So you know how Lakewood Church pastors Joel and Victoria Osteen have taken a vow of poverty, right? Yeah, yeah, we're kidding — but if you're anything like Houstonist, you've wondered at one time or another exactly how much the Osteens are worth. (Go ahead, admit it.) Turns out we're not the only ones: Reginald McKamie, the attorney for Continental flight attendant Sharon Brown, asked a judge yesterday to make the Osteens' net worth public in the event of a judgment against Victoria Osteen. This all has to do, of course, with the lawsuit that Brown filed against Victoria Osteen relating to the infamous December 2005 incident in which Mrs. Osteen was reportedly kicked off a Continental plane after freaking out because someone had spilled liquid on her first-class seat.
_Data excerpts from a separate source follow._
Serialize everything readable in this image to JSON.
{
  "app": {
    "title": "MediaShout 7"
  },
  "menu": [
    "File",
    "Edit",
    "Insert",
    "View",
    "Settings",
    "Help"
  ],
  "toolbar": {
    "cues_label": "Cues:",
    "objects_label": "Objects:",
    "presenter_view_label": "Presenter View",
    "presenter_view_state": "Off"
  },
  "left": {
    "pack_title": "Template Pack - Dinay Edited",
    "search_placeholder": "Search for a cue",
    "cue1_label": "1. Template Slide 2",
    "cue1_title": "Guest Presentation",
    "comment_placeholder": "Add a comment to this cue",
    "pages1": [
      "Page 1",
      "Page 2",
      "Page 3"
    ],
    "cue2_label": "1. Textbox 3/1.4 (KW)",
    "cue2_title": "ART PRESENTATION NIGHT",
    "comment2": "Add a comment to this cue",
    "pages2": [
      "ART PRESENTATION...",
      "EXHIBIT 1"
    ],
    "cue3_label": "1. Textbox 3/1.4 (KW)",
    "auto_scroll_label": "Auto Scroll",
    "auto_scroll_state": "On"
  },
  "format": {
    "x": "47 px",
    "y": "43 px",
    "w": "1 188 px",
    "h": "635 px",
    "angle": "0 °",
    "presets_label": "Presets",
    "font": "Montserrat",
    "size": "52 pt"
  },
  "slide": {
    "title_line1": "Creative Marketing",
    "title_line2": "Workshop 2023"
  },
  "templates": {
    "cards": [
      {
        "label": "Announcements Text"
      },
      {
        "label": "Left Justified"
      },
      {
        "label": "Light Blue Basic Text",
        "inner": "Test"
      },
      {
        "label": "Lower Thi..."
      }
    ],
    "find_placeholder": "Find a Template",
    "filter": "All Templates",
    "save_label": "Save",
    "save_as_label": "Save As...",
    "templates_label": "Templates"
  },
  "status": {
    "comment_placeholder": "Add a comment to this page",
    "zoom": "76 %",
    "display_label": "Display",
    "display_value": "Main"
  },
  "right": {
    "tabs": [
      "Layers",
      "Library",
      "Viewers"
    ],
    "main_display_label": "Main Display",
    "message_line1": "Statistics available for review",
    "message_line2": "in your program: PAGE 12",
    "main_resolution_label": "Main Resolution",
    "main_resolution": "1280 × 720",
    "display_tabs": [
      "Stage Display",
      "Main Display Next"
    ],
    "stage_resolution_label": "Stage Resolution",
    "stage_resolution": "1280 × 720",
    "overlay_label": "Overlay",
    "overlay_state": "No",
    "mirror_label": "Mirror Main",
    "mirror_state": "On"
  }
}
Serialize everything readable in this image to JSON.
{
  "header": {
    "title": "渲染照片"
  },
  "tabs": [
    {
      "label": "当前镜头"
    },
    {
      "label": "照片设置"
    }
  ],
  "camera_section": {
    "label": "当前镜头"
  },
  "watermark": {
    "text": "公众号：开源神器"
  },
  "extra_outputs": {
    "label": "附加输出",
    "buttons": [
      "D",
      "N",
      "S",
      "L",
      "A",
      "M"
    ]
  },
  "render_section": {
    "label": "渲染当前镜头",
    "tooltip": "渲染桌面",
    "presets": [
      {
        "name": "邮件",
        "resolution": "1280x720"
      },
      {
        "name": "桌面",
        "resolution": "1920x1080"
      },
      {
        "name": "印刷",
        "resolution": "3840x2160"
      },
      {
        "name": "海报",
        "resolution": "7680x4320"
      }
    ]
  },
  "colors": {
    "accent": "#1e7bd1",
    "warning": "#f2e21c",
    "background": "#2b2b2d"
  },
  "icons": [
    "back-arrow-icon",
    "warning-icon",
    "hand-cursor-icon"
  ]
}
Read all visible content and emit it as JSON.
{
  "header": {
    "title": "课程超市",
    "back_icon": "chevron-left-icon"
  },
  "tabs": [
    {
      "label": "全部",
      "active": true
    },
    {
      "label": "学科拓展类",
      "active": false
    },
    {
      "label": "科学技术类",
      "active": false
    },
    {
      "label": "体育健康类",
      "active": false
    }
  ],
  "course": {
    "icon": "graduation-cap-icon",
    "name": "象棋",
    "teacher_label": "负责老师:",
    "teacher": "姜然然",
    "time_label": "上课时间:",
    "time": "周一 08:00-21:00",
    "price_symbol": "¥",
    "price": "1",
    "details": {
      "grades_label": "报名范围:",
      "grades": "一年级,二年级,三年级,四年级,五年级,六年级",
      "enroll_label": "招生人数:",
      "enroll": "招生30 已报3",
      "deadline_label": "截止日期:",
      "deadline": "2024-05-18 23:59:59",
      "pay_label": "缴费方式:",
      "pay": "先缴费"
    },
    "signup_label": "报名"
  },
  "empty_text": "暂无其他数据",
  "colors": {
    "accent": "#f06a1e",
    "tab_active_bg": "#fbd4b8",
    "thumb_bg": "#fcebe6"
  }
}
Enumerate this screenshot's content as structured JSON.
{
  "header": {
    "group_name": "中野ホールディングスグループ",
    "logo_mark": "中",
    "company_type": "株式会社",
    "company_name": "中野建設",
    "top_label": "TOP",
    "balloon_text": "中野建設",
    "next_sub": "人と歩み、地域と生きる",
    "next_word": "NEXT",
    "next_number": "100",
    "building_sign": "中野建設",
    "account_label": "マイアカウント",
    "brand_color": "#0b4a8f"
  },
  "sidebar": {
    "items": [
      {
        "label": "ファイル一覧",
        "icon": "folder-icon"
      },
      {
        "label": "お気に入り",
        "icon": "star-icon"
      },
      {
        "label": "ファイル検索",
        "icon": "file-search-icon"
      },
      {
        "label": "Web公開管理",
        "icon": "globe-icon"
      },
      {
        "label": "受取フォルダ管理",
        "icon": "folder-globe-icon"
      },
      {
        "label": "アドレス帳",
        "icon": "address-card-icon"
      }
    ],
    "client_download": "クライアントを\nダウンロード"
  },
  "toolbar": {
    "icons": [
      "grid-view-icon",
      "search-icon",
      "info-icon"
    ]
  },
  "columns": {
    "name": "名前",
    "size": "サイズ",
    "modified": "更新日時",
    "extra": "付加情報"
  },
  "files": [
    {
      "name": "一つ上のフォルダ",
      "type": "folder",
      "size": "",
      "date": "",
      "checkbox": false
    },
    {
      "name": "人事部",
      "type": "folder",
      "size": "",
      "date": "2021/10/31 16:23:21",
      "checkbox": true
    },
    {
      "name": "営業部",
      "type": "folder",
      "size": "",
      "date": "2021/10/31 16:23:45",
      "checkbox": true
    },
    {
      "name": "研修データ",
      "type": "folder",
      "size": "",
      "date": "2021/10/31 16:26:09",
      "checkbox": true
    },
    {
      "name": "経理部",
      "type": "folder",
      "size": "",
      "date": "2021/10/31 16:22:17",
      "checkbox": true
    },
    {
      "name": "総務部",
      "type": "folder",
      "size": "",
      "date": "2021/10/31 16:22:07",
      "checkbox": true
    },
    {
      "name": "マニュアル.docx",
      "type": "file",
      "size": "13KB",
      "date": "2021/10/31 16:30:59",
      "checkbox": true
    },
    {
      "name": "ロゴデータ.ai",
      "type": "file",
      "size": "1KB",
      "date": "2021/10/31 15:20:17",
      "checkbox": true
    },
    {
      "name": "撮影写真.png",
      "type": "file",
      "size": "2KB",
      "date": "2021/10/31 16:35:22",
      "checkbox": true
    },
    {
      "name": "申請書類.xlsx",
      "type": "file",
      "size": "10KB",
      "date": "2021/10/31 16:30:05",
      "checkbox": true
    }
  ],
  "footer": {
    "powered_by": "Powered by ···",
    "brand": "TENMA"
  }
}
In case you've forgotten, Victoria Osteen reportedly went ballistic while preparing for a flight to Vail on Dec. 19, 2005. She complained about the liquid on her seat, then (according to a fellow passenger) "violently ran toward the cockpit, scaring everyone around her. ... A bunch of flight attendants ran up and had to restrain her. She was banging on the door [of the cockpit]." During that melee, Brown claims Mrs. Osteen pushed her and elbowed her in the left breast; Osteen — first by herself, then through high-powered lawyer Rusty Hardin — maintains that nothing really happened. And the move to publicize the Osteens' wealth is just another attempt to keep the incident in the news, Hardin told KTRK: "It has been nothing but about money and publicity," he said. "[Brown has] gotten her 15 minutes of fame — or 15 seconds, but she's gotten more than 15 seconds — and she's seeking money she's never going to get." But the money is the key, McKamie replied: "If money is the only thing that will get Victoria Osteen's attention so that she doesn't do this to anybody else, then that's what we need to do."
Osteen, via Hardin, still insists the incident didn't happen as reported: In court yesterday, Hardin told the judge that the Osteens left the plans voluntarily after the incident (or non-incident, depending on whom you ask) and were not kicked off — though witnesses on the plane and the FBI said exactly the opposite. A trial date hasn't been set for the suit, but we're sure the trial — if one occurs — will be fun to watch.